Although the standard does not give a name to it, it presents slightly more relaxed rules for constant expressions in initializers, which is the case we're considering here:
Such a constant expression shall be, or evaluate to, one of the
following:
- an arithmetic constant expression,
- a null pointer constant,
- an address constant, or
- an address constant for a complete object type plus or minus an integer constant expression.
The terms "arithmetic constant expression" and "address constant" are also defined:
An arithmetic constant expression shall have arithmetic type and shall
only have operands that are integer constants, floating constants,
enumeration constants, character constants, sizeof expressions whose
results are integer constants, and _Alignof
expressions. [...]
An address constant is a null pointer, a pointer to an lvalue
designating an object of static storage duration, or a pointer to a
function designator; it shall be created explicitly using the unary &
operator or an integer constant cast to pointer type, or implicitly by
the use of an expression of array or function type. [...]
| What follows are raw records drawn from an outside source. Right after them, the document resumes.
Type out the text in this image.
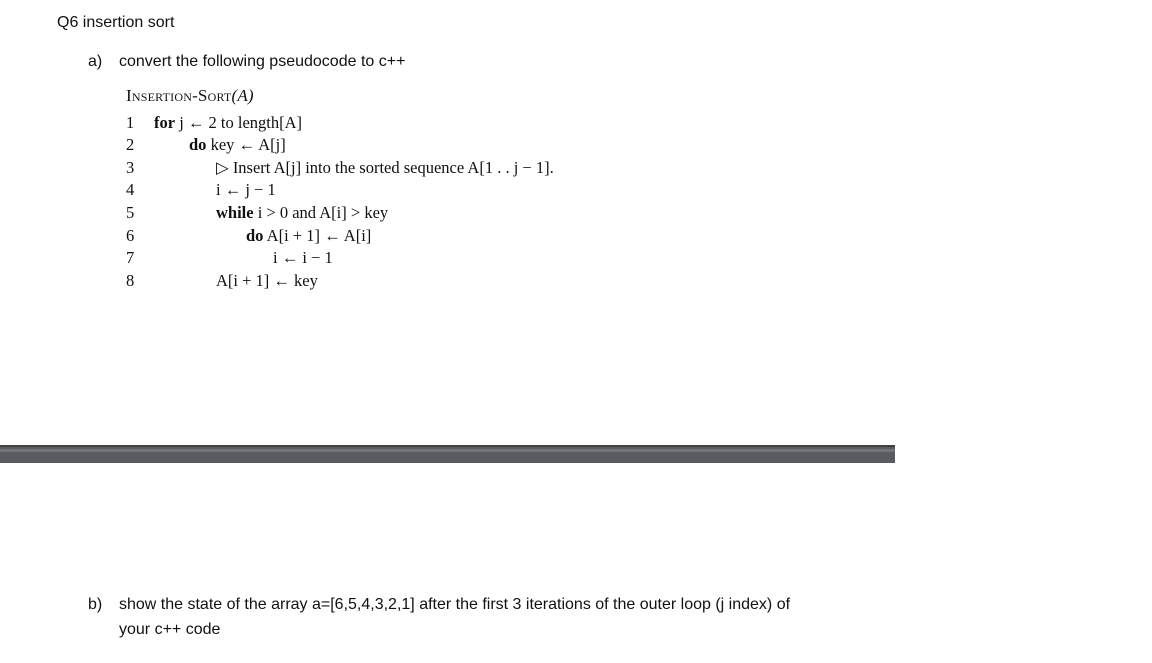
Q6 insertion sort
a) convert the following pseudocode to c++
Insertion-Sort(A)
1	for j ← 2 to length[A]
2	do key ← A[j]
3	▷ Insert A[j] into the sorted sequence A[1 . . j − 1].
4	i ← j − 1
5	while i > 0 and A[i] > key
6	do A[i + 1] ← A[i]
7	i ← i − 1
8	A[i + 1] ← key
b) show the state of the array a=[6,5,4,3,2,1] after the first 3 iterations of the outer loop (j index) of
your c++ code
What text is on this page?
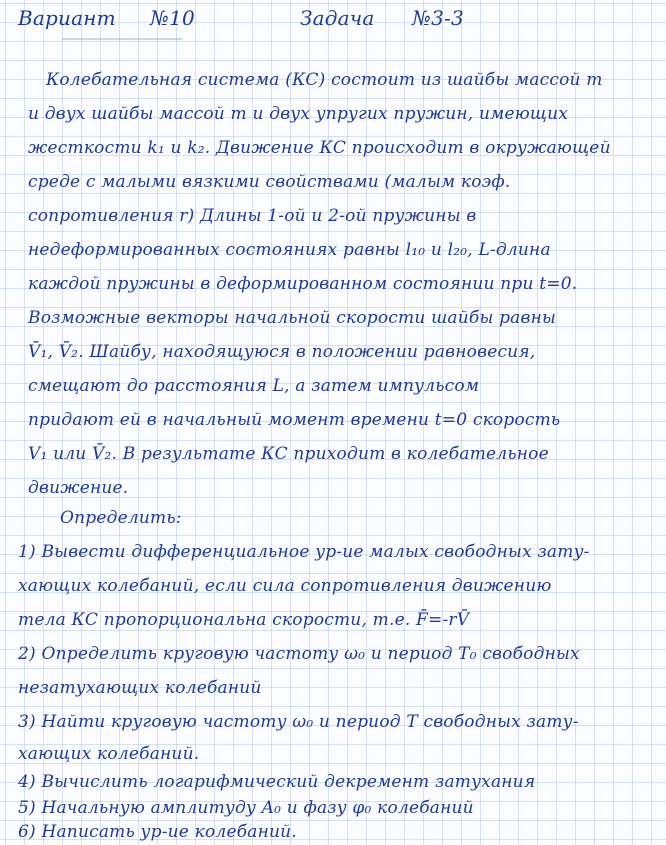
Вариант №10	Задача №3-3
Колебательная система (КС) состоит из шайбы массой m
и двух шайбы массой m и двух упругих пружин, имеющих
жесткости k₁ и k₂. Движение КС происходит в окружающей
среде с малыми вязкими свойствами (малым коэф.
сопротивления r) Длины 1-ой и 2-ой пружины в
недеформированных состояниях равны l₁₀ и l₂₀, L-длина
каждой пружины в деформированном состоянии при t=0.
Возможные векторы начальной скорости шайбы равны
V̄₁, V̄₂. Шайбу, находящуюся в положении равновесия,
смещают до расстояния L, а затем импульсом
придают ей в начальный момент времени t=0 скорость
V₁ или V̄₂. В результате КС приходит в колебательное
движение.
Определить:
1) Вывести дифференциальное ур-ие малых свободных зату-
хающих колебаний, если сила сопротивления движению
тела КС пропорциональна скорости, т.е. F̄=-rV̄
2) Определить круговую частоту ω₀ и период T₀ свободных
незатухающих колебаний
3) Найти круговую частоту ω₀ и период T свободных зату-
хающих колебаний.
4) Вычислить логарифмический декремент затухания
5) Начальную амплитуду A₀ и фазу φ₀ колебаний
6) Написать ур-ие колебаний.
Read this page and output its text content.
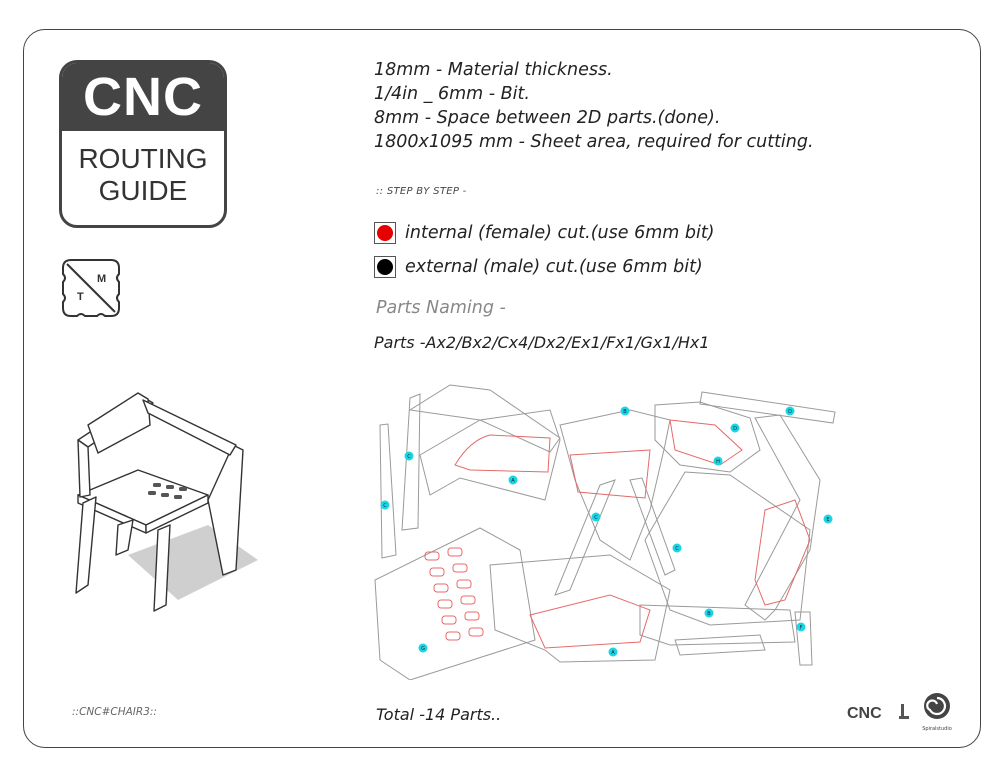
CNC
ROUTING
GUIDE
M
T
18mm - Material thickness.
1/4in _ 6mm - Bit.
8mm - Space between 2D parts.(done).
1800x1095 mm - Sheet area, required for cutting.
:: STEP BY STEP -
internal (female) cut.(use 6mm bit)
external (male) cut.(use 6mm bit)
Parts Naming -
Parts -Ax2/Bx2/Cx4/Dx2/Ex1/Fx1/Gx1/Hx1
C
C
A
B	D
D
H
C
C
E
G
A
B
F
::CNC#CHAIR3::	Total -14 Parts..	CNC
Spiralstudio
None of the initializers for your various b
variables conform to those rules. An lvalue expression designating an object having const
-qualified type is not among the elements that are permitted to appear in any of the varieties of constant expression that the standard requires for initializers.
The standard does allow generally that
An implementation may accept other forms of constant expressions.
, but that does not override its specific requirements for constant expressions appearing in initializers.
Each of the given declarations of a variable b
violates a "shall" requirement of the standard appearing outside a constraint. The resulting behavior is therefore undefined, but the standard does not require a diagnostic. Implementations may accept such forms as an extension, as GCC 8.2 evidently does, and GCC's -pedantic
option ensures diagnostics only where required by the standard, which does not include these cases.
Since the behavior is undefined, none of the observed behavior of various implementations is non-conforming. You cannot rely on a conforming implementation to reject non-conforming code. Under some circumstances (but not these) it must diagnose non-conformance, but even in such cases it is permitted to translate successfully anyway.
I am lost. Is it expected behavior and such code should compile?
No, but neither is it safe to expect that it should fail to compile.
Why/Why not?
I explain above why the various codes fail to conform, and therefore may by rejected by conforming compilers. But on the other side, conforming compilers are not required to reject non-conforming code.
What changed between gcc7.4 and gcc8.1? Is this a compiler bug? Is this a compiler extension?
GCC evidently implemented an extension. I'm uncertain whether that was intentional, but it's certainly the result. As long as the behavior is what one would naively expect, it seems pretty natural and benign, except from the point of view of GCC (not) helping you to write conforming code.